DUALISME

C’est quand il sortit du ventre de sa mère qu’il réalisa que ce combat pour vivre ne serait pas le sien.

Il poussa un grand cri, tel le hurlement de douleur d’un soldat touché par balles, un cri sans surprise, un pleur de peur, mais cependant, sans aucun appel pour la vie.

Ses poumons, qui s’étaient emplis d’air, de feu, et de souffrances, le convainquirent plus encore de regretter sa vie utérine perdue.

Le froid glacial, qui l’avait recouvert de son souffle cruel, lui semblait hostile, ainsi que la lumière aveuglante d’un dehors inconnu et étranger.

Nu et vulnérable, il regrettait amèrement son cocon maternel doux et tiède.

Même quand il reconnut l’odeur de sa mère, pourtant, il refusa obstinément le sein qu’elle lui présentait, mû par un profond dégout d’elle.

A présent, tous les médecins du service de la maternité défilaient devant ce bébé, qui malgré son apparente bonne santé, refusait de manger.

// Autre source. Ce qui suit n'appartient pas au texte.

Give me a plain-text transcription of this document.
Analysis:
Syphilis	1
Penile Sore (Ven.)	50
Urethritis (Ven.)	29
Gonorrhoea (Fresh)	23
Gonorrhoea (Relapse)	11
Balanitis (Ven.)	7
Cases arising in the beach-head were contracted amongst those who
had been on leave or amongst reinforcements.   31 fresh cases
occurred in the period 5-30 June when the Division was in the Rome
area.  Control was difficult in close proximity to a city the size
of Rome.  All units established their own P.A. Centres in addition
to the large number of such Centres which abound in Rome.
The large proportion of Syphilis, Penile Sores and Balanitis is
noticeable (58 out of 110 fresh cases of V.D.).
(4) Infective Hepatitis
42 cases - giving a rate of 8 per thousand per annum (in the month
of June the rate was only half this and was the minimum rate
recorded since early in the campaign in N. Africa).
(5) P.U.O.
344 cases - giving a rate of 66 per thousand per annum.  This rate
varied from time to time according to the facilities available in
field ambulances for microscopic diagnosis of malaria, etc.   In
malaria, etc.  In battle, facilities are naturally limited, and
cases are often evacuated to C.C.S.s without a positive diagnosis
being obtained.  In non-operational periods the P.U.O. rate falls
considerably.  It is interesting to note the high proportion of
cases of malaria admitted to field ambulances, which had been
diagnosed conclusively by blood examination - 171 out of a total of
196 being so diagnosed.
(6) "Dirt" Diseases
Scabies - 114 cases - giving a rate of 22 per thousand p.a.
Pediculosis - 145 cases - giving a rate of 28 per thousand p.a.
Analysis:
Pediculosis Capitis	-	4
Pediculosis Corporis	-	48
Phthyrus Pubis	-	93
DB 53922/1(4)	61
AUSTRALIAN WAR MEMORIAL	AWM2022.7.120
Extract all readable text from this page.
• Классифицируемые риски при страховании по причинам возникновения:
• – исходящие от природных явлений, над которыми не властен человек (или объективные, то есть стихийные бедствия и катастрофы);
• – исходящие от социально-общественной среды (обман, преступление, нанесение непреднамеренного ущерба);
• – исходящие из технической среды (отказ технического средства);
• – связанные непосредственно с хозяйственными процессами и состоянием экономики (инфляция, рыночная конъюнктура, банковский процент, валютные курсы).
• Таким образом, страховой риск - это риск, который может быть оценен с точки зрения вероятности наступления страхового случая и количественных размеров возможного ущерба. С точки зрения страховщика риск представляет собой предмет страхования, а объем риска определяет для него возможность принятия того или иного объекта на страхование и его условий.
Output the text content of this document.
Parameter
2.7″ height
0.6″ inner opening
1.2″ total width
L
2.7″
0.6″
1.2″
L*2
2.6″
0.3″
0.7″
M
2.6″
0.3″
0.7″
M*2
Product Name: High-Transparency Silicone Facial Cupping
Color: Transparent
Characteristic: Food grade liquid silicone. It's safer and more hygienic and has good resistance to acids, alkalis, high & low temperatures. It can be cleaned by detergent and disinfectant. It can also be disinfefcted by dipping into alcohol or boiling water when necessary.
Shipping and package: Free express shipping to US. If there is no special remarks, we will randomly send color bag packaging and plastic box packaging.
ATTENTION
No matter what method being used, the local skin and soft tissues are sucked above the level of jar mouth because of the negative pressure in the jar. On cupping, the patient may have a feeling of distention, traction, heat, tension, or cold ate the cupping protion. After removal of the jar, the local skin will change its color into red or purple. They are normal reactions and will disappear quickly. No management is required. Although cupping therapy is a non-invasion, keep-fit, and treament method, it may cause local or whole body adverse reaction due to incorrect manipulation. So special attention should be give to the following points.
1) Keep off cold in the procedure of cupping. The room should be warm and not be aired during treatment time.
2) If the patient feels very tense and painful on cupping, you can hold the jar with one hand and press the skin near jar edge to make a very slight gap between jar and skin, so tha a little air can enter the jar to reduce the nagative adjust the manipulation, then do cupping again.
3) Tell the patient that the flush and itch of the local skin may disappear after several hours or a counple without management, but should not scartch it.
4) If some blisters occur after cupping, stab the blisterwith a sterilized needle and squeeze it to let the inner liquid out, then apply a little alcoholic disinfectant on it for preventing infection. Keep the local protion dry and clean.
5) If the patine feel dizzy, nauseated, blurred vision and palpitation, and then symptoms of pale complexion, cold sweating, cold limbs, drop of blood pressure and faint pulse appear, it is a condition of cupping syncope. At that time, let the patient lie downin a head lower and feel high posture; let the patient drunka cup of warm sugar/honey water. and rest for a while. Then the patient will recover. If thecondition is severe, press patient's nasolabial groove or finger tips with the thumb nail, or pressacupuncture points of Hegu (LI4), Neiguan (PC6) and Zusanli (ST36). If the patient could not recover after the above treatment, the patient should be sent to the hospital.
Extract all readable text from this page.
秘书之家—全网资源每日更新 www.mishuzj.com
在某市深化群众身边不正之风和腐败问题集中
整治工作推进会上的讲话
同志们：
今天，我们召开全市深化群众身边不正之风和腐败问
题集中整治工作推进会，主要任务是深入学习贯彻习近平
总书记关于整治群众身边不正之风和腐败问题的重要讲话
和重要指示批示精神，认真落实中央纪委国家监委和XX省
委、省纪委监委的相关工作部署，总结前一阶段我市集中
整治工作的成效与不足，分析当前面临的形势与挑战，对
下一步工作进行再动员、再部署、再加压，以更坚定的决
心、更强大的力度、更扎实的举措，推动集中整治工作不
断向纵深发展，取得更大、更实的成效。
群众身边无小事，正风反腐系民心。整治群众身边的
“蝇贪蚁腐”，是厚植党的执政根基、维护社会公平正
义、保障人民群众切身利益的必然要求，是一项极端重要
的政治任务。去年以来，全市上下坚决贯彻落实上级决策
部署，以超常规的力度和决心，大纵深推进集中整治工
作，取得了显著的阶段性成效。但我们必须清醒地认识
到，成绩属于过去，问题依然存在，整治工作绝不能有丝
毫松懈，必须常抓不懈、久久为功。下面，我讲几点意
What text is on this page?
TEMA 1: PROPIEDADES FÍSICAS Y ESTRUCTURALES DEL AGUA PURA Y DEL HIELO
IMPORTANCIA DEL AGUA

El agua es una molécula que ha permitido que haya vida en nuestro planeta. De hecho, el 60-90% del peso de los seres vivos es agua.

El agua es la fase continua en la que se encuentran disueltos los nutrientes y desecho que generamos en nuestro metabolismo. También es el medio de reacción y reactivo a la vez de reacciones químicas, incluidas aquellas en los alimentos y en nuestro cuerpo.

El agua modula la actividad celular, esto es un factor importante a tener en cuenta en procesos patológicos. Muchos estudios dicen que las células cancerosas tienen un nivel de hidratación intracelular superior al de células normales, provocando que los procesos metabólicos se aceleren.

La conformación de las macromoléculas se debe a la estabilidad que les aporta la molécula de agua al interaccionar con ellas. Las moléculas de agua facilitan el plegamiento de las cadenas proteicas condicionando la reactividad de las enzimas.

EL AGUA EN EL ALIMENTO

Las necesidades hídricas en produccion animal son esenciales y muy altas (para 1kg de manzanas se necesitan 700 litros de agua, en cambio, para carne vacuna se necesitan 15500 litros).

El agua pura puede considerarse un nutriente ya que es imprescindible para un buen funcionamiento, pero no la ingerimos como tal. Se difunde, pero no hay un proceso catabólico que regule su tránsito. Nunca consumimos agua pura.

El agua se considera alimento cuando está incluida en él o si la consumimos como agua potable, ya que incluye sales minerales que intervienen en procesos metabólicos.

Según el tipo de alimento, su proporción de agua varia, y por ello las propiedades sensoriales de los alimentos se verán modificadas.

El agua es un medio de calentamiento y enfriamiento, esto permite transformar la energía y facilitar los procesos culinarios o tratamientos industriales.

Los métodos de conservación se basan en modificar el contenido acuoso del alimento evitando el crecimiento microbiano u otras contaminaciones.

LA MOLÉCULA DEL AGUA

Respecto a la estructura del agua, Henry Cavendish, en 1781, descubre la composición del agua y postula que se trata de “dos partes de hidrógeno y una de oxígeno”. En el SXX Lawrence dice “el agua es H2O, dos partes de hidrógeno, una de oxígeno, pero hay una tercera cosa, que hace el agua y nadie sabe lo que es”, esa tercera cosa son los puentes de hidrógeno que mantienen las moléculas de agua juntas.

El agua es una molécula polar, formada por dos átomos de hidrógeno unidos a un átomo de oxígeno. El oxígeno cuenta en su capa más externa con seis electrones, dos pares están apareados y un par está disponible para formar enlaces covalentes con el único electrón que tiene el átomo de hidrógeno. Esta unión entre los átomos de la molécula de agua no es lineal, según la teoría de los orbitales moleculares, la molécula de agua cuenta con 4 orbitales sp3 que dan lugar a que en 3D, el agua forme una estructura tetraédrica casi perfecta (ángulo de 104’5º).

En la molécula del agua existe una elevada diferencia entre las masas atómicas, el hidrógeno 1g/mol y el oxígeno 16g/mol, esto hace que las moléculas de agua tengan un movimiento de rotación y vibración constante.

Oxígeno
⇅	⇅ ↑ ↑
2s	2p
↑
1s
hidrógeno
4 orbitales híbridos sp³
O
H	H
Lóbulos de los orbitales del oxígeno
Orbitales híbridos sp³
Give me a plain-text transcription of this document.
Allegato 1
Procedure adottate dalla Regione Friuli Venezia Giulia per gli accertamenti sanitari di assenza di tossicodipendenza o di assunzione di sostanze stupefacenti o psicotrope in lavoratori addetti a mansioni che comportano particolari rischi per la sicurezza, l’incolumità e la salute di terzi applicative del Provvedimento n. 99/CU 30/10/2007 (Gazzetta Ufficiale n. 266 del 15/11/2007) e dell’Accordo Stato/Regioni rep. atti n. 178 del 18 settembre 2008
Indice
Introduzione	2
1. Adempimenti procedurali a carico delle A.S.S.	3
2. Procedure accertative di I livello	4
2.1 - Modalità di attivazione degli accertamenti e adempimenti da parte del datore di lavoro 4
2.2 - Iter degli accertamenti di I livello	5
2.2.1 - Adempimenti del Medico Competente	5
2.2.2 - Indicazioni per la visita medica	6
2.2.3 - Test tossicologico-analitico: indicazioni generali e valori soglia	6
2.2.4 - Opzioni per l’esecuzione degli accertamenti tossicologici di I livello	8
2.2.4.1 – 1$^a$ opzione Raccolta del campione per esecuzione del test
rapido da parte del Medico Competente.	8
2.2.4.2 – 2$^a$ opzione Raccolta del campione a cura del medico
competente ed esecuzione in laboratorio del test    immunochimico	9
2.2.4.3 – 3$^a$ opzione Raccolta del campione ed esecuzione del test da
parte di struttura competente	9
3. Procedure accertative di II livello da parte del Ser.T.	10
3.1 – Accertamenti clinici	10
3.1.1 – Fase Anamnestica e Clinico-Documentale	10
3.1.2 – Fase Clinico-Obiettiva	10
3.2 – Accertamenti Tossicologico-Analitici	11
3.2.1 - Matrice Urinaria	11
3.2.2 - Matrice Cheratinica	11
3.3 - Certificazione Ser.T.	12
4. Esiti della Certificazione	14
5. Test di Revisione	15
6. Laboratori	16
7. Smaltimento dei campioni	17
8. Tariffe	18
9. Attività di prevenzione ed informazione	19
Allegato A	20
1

Certains conclurent à une tare psychiatrique, d’autres mirent en cause une anorexie déclenchée par une angoisse trop forte, mais tous, traitements inefficaces après traitements inefficaces, s’inquiétaient beaucoup.

« Allons, allons, mon garçon, il faut te nourrir sinon tu vas mourir! »

Mais le temps qui passait n’y changeait rien, le nourrisson refusait de s’alimenter.

Les médecins prirent donc la décision, en dernier recours, de lui introduire une sonde gastrique qui devait parer à son inappétence.

Pourtant, rien n’y faisait.

Jour après jour, il dépérissait.

Sa maman, qui n’y comprenait rien, se demandait ce qu’elle avait bien pu faire pour mériter cela.

Son enfant, à peine né, était incapable de l’aimer, ni même de discerner tout l’amour qu’elle avait pour lui.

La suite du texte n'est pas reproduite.